Four tips for getting yourself out of a design jam.
Your pencils are sharpened and the page is blank. You’ve spent the last half hour watching cars, pouring a cup of coffee, and cleaning your keyboard without a thing to show for it. You’ve got designer’s block, my friend.
I find myself struggling to begin my creative process from time to time, and there are some tricks I’ve picked up along the way that actually work quite well for me. My own tricks, mind you, which may not work for you since everyone’s wired differently.
Don’t look at another designer’s work if at all possible.
This is counter-intuitive because some will tell you that looking for inspiration is exactly what you do want to do, but here’s why it doesn’t work for me. Browsing for a starting point means I’m trying to find something interesting in other people’s work, and when I do I can’t help but get the feeling that they’ve done exactly what I wanted to do. If I have a site open that I really, really like as I design, there’s no getting around the end product really, really looking like the original. Sure, I’ve added enough unique character to create an original work, and I may be the only one ever comparing the two side-by-side, but I’ll always know where the inspiration came from. If it’s too close to the original, it’s hard to live with the result.
A recent exchange with another designer went something like this:
“I really like what you’ve done here. It’s like you’ve taken the Apple aesthetic, the clean and simple look, and extended it to include the client’s brand. It doesn’t look like Apple, but as a designer I can see your influences.”
It was meant as a compliment of course, and infuriatingly, he was dead on the mark. The site in question looks nothing like anything Apple has ever done, and is heavily branded in the client’s favour, but once you have that comparison point, you know.
Throw a whole bunch of ideas on a canvas and see what sticks.
Start cruising your favourite stock provider for fresh type and photography, play around by searching for random words completely unrelated to what you’re working on, and hunt through your personal collections for any source imagery that might catch your eye. Some of the most effective work I’ve done comes from purposely moving into new territory, and using imagery I wouldn’t have found without doing some exploring.
Plan, or improvise. Either way, do your DD.
Some may be structured and have an orderly approach to the design process, starting from paper and progressing step-by-step to pixels; others might take pre-planning documents and jump immediately to their image-editor of choice. I find that different jobs require different approaches; some of them take a few sketchbook pages before I’m ready to start thinking in pixels, others will never touch the physical page.
What’s more important than a planned process, however, is the due diligence (DD) that must happen before a design begins.
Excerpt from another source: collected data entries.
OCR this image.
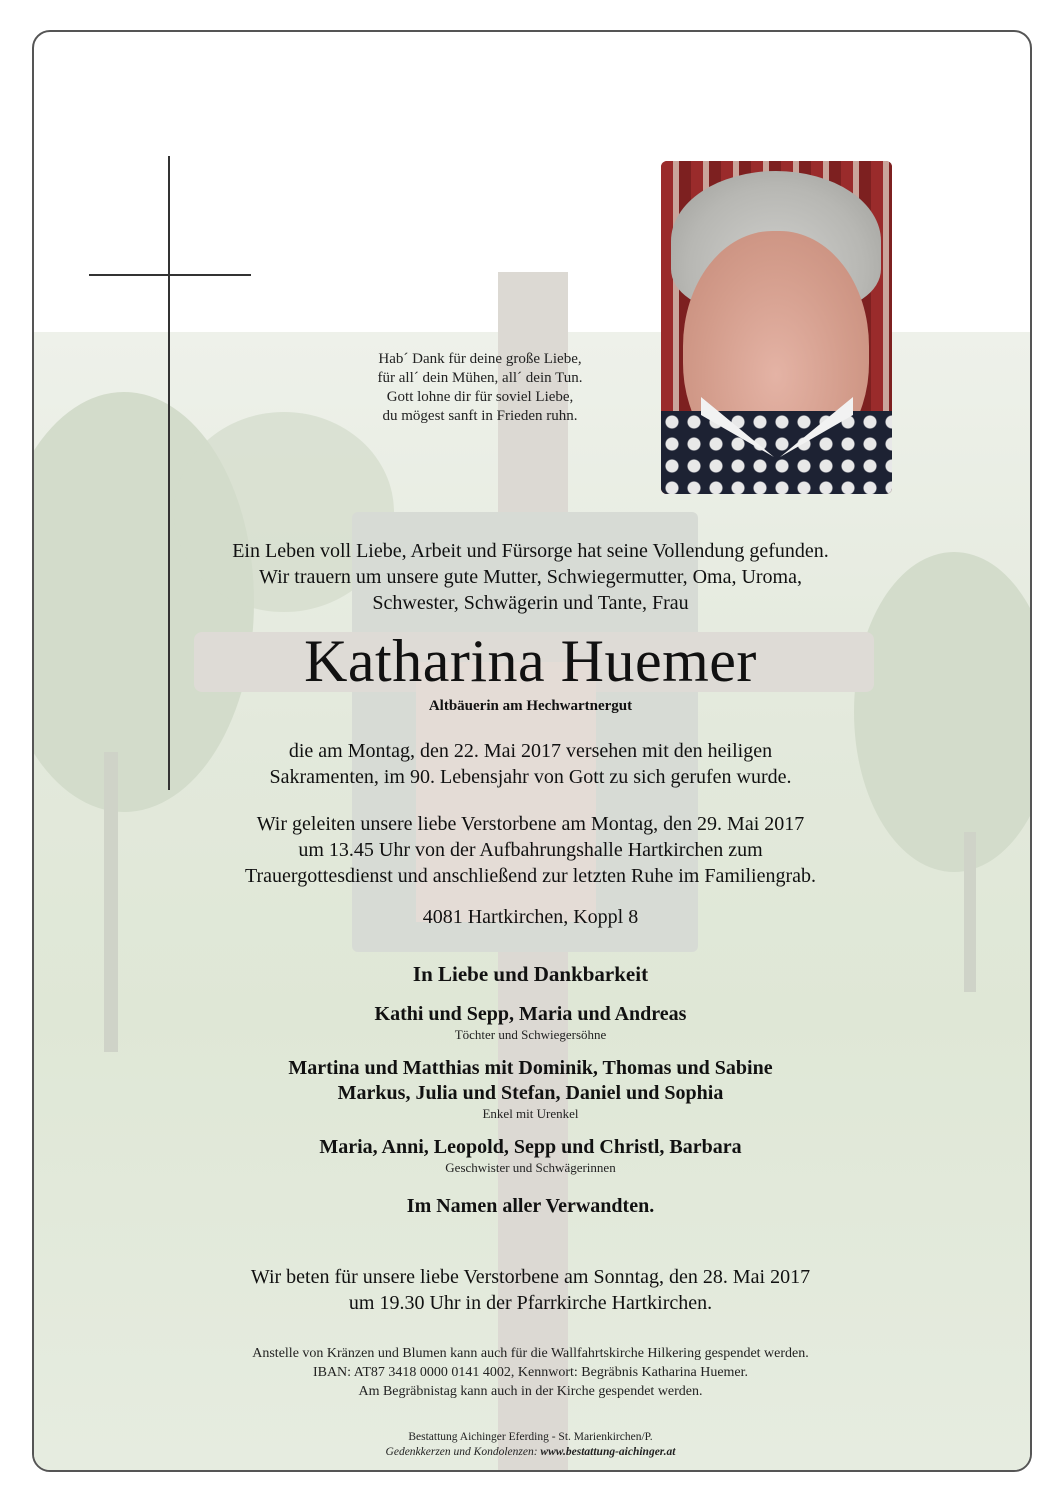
Hab´ Dank für deine große Liebe,
für all´ dein Mühen, all´ dein Tun.
Gott lohne dir für soviel Liebe,
du mögest sanft in Frieden ruhn.
Ein Leben voll Liebe, Arbeit und Fürsorge hat seine Vollendung gefunden.
Wir trauern um unsere gute Mutter, Schwiegermutter, Oma, Uroma,
Schwester, Schwägerin und Tante, Frau
Katharina Huemer
Altbäuerin am Hechwartnergut
die am Montag, den 22. Mai 2017 versehen mit den heiligen
Sakramenten, im 90. Lebensjahr von Gott zu sich gerufen wurde.
Wir geleiten unsere liebe Verstorbene am Montag, den 29. Mai 2017
um 13.45 Uhr von der Aufbahrungshalle Hartkirchen zum
Trauergottesdienst und anschließend zur letzten Ruhe im Familiengrab.
4081 Hartkirchen, Koppl 8
In Liebe und Dankbarkeit
Kathi und Sepp, Maria und Andreas
Töchter und Schwiegersöhne
Martina und Matthias mit Dominik, Thomas und Sabine
Markus, Julia und Stefan, Daniel und Sophia
Enkel mit Urenkel
Maria, Anni, Leopold, Sepp und Christl, Barbara
Geschwister und Schwägerinnen
Im Namen aller Verwandten.
Wir beten für unsere liebe Verstorbene am Sonntag, den 28. Mai 2017
um 19.30 Uhr in der Pfarrkirche Hartkirchen.
Anstelle von Kränzen und Blumen kann auch für die Wallfahrtskirche Hilkering gespendet werden.
IBAN: AT87 3418 0000 0141 4002, Kennwort: Begräbnis Katharina Huemer.
Am Begräbnistag kann auch in der Kirche gespendet werden.
Bestattung Aichinger Eferding - St. Marienkirchen/P.
Gedenkkerzen und Kondolenzen: www.bestattung-aichinger.at
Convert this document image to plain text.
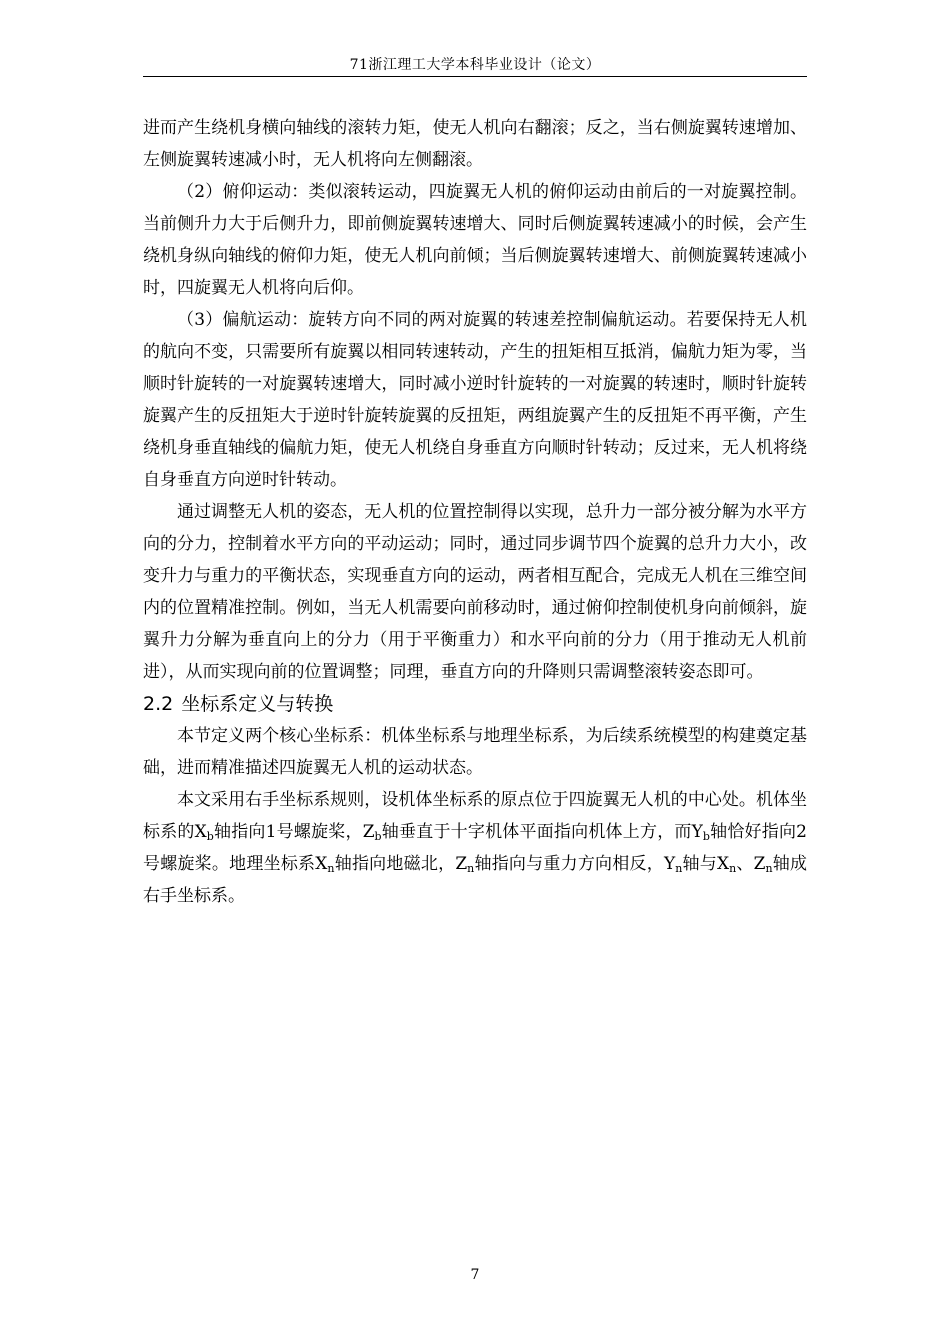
71浙江理工大学本科毕业设计（论文）

进而产生绕机身横向轴线的滚转力矩，使无人机向右翻滚；反之，当右侧旋翼转速增加、左侧旋翼转速减小时，无人机将向左侧翻滚。

（2）俯仰运动：类似滚转运动，四旋翼无人机的俯仰运动由前后的一对旋翼控制。当前侧升力大于后侧升力，即前侧旋翼转速增大、同时后侧旋翼转速减小的时候，会产生绕机身纵向轴线的俯仰力矩，使无人机向前倾；当后侧旋翼转速增大、前侧旋翼转速减小时，四旋翼无人机将向后仰。

（3）偏航运动：旋转方向不同的两对旋翼的转速差控制偏航运动。若要保持无人机的航向不变，只需要所有旋翼以相同转速转动，产生的扭矩相互抵消，偏航力矩为零，当顺时针旋转的一对旋翼转速增大，同时减小逆时针旋转的一对旋翼的转速时，顺时针旋转旋翼产生的反扭矩大于逆时针旋转旋翼的反扭矩，两组旋翼产生的反扭矩不再平衡，产生绕机身垂直轴线的偏航力矩，使无人机绕自身垂直方向顺时针转动；反过来，无人机将绕自身垂直方向逆时针转动。

通过调整无人机的姿态，无人机的位置控制得以实现，总升力一部分被分解为水平方向的分力，控制着水平方向的平动运动；同时，通过同步调节四个旋翼的总升力大小，改变升力与重力的平衡状态，实现垂直方向的运动，两者相互配合，完成无人机在三维空间内的位置精准控制。例如，当无人机需要向前移动时，通过俯仰控制使机身向前倾斜，旋翼升力分解为垂直向上的分力（用于平衡重力）和水平向前的分力（用于推动无人机前进），从而实现向前的位置调整；同理，垂直方向的升降则只需调整滚转姿态即可。

2.2 坐标系定义与转换

本节定义两个核心坐标系：机体坐标系与地理坐标系，为后续系统模型的构建奠定基础，进而精准描述四旋翼无人机的运动状态。

本文采用右手坐标系规则，设机体坐标系的原点位于四旋翼无人机的中心处。机体坐标系的$X_b$轴指向1号螺旋桨，$Z_b$轴垂直于十字机体平面指向机体上方，而$Y_b$轴恰好指向2号螺旋桨。地理坐标系$X_n$轴指向地磁北，$Z_n$轴指向与重力方向相反，$Y_n$轴与$X_n$、$Z_n$轴成右手坐标系。

7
Gathering materials like existing branding, project objectives, content, and anything else available is essential for the design process.
I’ve done work where the only thing to go on has been a logo and a site name. No content, no brand guidelines, absolutely nothing but an idea and a handshake. Without fail, every time projects begin this way, the end result is a) unsatisfactory, b) expensive, and c) absolutely nothing like what I started with. The latter is most disappointing, because often I wasn’t able to build the site I really wanted to since the site’s goals (that weren’t pre-established) prevented it.
If it’s not working, throw it out.
This is probably the best tip I can give you. If you have an idea that has been stuck for a while, it’s a sign. The idea isn’t working, or at least it’s not working in its present form; ditch it. Save it first, then start a completely fresh idea.
Once you’re able to divorce yourself from your ideas to the point where you can get rid of something you were initially excited about, you’ll find that sometimes it takes 2, 5, or more revisions before you get the one idea that’s going to work for the job at hand.
This was a tricky one for me to learn, because there are some really great concepts that have fallen by the wayside simply because I couldn’t see my way through from start to finish. But once I started getting used to the idea of just trashing something that wasn’t working, I found that it became much easier to design myself out of a corner. And now that I’ve factored the potential for multiple revisions into my usual process, I’m finding my initial success rate of hitting the right solution the first or second try is going up nicely.